Heidorn’s article “The Emerging Role of Libraries in Data Curation and E-Science” was a nice balance between the straightforward guide to data management and the frivolous “How is a scarf like a dataset?” (which told me more about knitting than about data management). Heidorn writes lucidly, and had me at “Getting to the original data is even more critical because of the observation that it appears that original front finding tend to get weaker if replicated later.” I argued in a piece for another class about the importance of working from original data to the extent possible, even the maintenance of outmoded software (70 mm film, in that case) required the upkeep of outmoded software.

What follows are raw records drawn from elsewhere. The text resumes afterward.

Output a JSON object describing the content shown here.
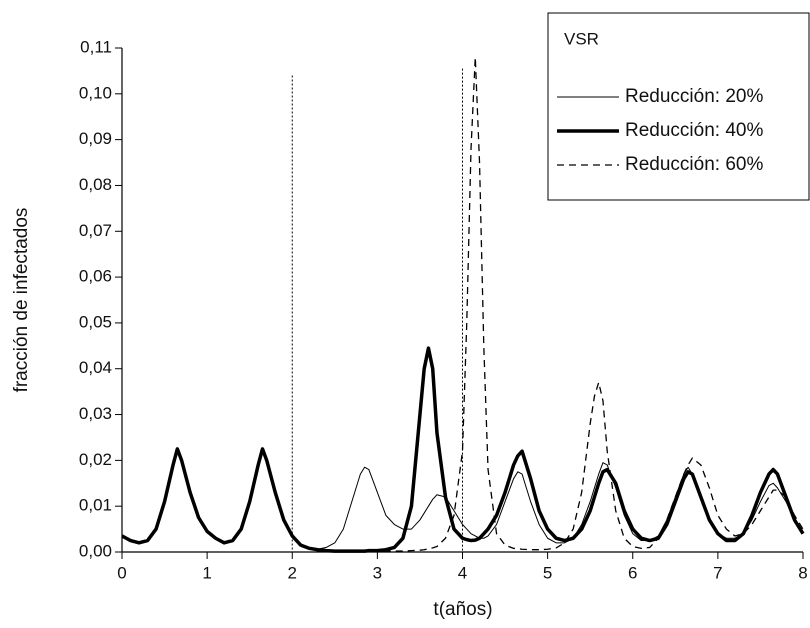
{
  "chart_data": {
    "type": "line",
    "x_label": "t(años)",
    "y_label": "fracción de infectados",
    "legend_title": "VSR",
    "legend": "top-right",
    "xlim": [
      0,
      8
    ],
    "ylim": [
      0,
      0.11
    ],
    "xticks": [
      0,
      1,
      2,
      3,
      4,
      5,
      6,
      7,
      8
    ],
    "yticks": [
      {
        "value": 0,
        "label": "0,00"
      },
      {
        "value": 0.01,
        "label": "0,01"
      },
      {
        "value": 0.02,
        "label": "0,02"
      },
      {
        "value": 0.03,
        "label": "0,03"
      },
      {
        "value": 0.04,
        "label": "0,04"
      },
      {
        "value": 0.05,
        "label": "0,05"
      },
      {
        "value": 0.06,
        "label": "0,06"
      },
      {
        "value": 0.07,
        "label": "0,07"
      },
      {
        "value": 0.08,
        "label": "0,08"
      },
      {
        "value": 0.09,
        "label": "0,09"
      },
      {
        "value": 0.1,
        "label": "0,10"
      },
      {
        "value": 0.11,
        "label": "0,11"
      }
    ],
    "vlines": [
      {
        "x": 2,
        "top": 0.104,
        "color": "#000000"
      },
      {
        "x": 4,
        "top": 0.1055,
        "color": "#000000"
      }
    ],
    "x": [
      0,
      0.1,
      0.2,
      0.3,
      0.4,
      0.5,
      0.6,
      0.65,
      0.7,
      0.8,
      0.9,
      1,
      1.1,
      1.2,
      1.3,
      1.4,
      1.5,
      1.6,
      1.65,
      1.7,
      1.8,
      1.9,
      2,
      2.1,
      2.2,
      2.3,
      2.4,
      2.5,
      2.6,
      2.7,
      2.8,
      2.85,
      2.9,
      3,
      3.1,
      3.2,
      3.3,
      3.4,
      3.5,
      3.55,
      3.6,
      3.65,
      3.7,
      3.8,
      3.9,
      4,
      4.05,
      4.1,
      4.15,
      4.2,
      4.25,
      4.3,
      4.4,
      4.5,
      4.6,
      4.65,
      4.7,
      4.8,
      4.9,
      5,
      5.1,
      5.2,
      5.3,
      5.4,
      5.5,
      5.55,
      5.6,
      5.65,
      5.7,
      5.8,
      5.9,
      6,
      6.1,
      6.2,
      6.3,
      6.4,
      6.5,
      6.6,
      6.65,
      6.7,
      6.8,
      6.9,
      7,
      7.1,
      7.2,
      7.3,
      7.4,
      7.5,
      7.6,
      7.65,
      7.7,
      7.8,
      7.9,
      8
    ],
    "series": [
      {
        "name": "Reducción: 20%",
        "color": "#000000",
        "width": 1,
        "style": "solid",
        "values": [
          0.0035,
          0.0025,
          0.002,
          0.0025,
          0.005,
          0.011,
          0.019,
          0.0225,
          0.02,
          0.013,
          0.0075,
          0.0045,
          0.003,
          0.002,
          0.0025,
          0.005,
          0.011,
          0.019,
          0.0225,
          0.02,
          0.013,
          0.007,
          0.0035,
          0.0015,
          0.0007,
          0.0006,
          0.001,
          0.002,
          0.005,
          0.011,
          0.017,
          0.0185,
          0.018,
          0.013,
          0.008,
          0.006,
          0.005,
          0.005,
          0.007,
          0.0085,
          0.01,
          0.0115,
          0.0125,
          0.012,
          0.009,
          0.006,
          0.005,
          0.004,
          0.0035,
          0.003,
          0.003,
          0.0035,
          0.006,
          0.011,
          0.016,
          0.0175,
          0.017,
          0.011,
          0.006,
          0.003,
          0.002,
          0.002,
          0.003,
          0.006,
          0.011,
          0.014,
          0.017,
          0.0195,
          0.019,
          0.014,
          0.008,
          0.004,
          0.0025,
          0.0025,
          0.0035,
          0.007,
          0.012,
          0.017,
          0.0185,
          0.017,
          0.012,
          0.007,
          0.004,
          0.003,
          0.003,
          0.004,
          0.007,
          0.011,
          0.0145,
          0.015,
          0.014,
          0.011,
          0.007,
          0.004
        ]
      },
      {
        "name": "Reducción: 40%",
        "color": "#000000",
        "width": 3.5,
        "style": "solid",
        "values": [
          0.0035,
          0.0025,
          0.002,
          0.0025,
          0.005,
          0.011,
          0.019,
          0.0225,
          0.02,
          0.013,
          0.0075,
          0.0045,
          0.003,
          0.002,
          0.0025,
          0.005,
          0.011,
          0.019,
          0.0225,
          0.02,
          0.013,
          0.007,
          0.0035,
          0.0015,
          0.0008,
          0.0005,
          0.0003,
          0.0002,
          0.0002,
          0.0002,
          0.0002,
          0.0002,
          0.0003,
          0.0003,
          0.0005,
          0.001,
          0.003,
          0.01,
          0.03,
          0.04,
          0.0445,
          0.04,
          0.026,
          0.012,
          0.005,
          0.003,
          0.0027,
          0.0025,
          0.0026,
          0.003,
          0.004,
          0.005,
          0.008,
          0.013,
          0.019,
          0.021,
          0.022,
          0.016,
          0.009,
          0.005,
          0.003,
          0.0025,
          0.003,
          0.005,
          0.009,
          0.012,
          0.015,
          0.0175,
          0.018,
          0.015,
          0.009,
          0.005,
          0.003,
          0.0025,
          0.003,
          0.006,
          0.011,
          0.016,
          0.0175,
          0.017,
          0.012,
          0.007,
          0.004,
          0.0025,
          0.0025,
          0.004,
          0.008,
          0.013,
          0.017,
          0.018,
          0.017,
          0.012,
          0.007,
          0.004
        ]
      },
      {
        "name": "Reducción: 60%",
        "color": "#000000",
        "width": 1.3,
        "style": "dashed",
        "values": [
          0.0035,
          0.0025,
          0.002,
          0.0025,
          0.005,
          0.011,
          0.019,
          0.0225,
          0.02,
          0.013,
          0.0075,
          0.0045,
          0.003,
          0.002,
          0.0025,
          0.005,
          0.011,
          0.019,
          0.0225,
          0.02,
          0.013,
          0.007,
          0.0035,
          0.0015,
          0.0008,
          0.0005,
          0.0003,
          0.0002,
          0.0002,
          0.0002,
          0.0002,
          0.0002,
          0.0002,
          0.0002,
          0.0002,
          0.0002,
          0.0002,
          0.0003,
          0.0004,
          0.0005,
          0.0007,
          0.0009,
          0.0012,
          0.003,
          0.008,
          0.022,
          0.05,
          0.088,
          0.108,
          0.085,
          0.045,
          0.018,
          0.004,
          0.0015,
          0.0008,
          0.0007,
          0.0006,
          0.0005,
          0.0005,
          0.0006,
          0.0009,
          0.002,
          0.005,
          0.013,
          0.028,
          0.034,
          0.037,
          0.033,
          0.022,
          0.009,
          0.003,
          0.0012,
          0.0008,
          0.001,
          0.003,
          0.007,
          0.012,
          0.017,
          0.019,
          0.0205,
          0.019,
          0.014,
          0.008,
          0.005,
          0.0035,
          0.004,
          0.006,
          0.009,
          0.012,
          0.0135,
          0.0135,
          0.012,
          0.008,
          0.005
        ]
      }
    ]
  }
}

It was interesting to read about the National Science Foundation’s requirements of data management with grant proposals. (Grant writing is a possible employment route I’ve long considered taking.) I believe Heidorn when he argues that digital curation is more like a vegetable garden than a time capsule, but when he asserts “Digital data degrade more quickly than paper documents,” I would like to know why. How can something inorganic degrade more quickly than organic matter? This was something that was touched on briefly in my other class, and I hope to get to the bottom of it. “The content must be constantly nurtured, used and refreshed.” Again, why and how?
Heidorn writes that “the final regular step in the lifecycle is transformation. Over time it may be necessary to transform data to different formats . . . ” I hope he has written further on this idea, because during the course of this semester I have grown passionate about maintaining the integrity of the original format to the extent possible. I believe that something is lost with each transfer to new media.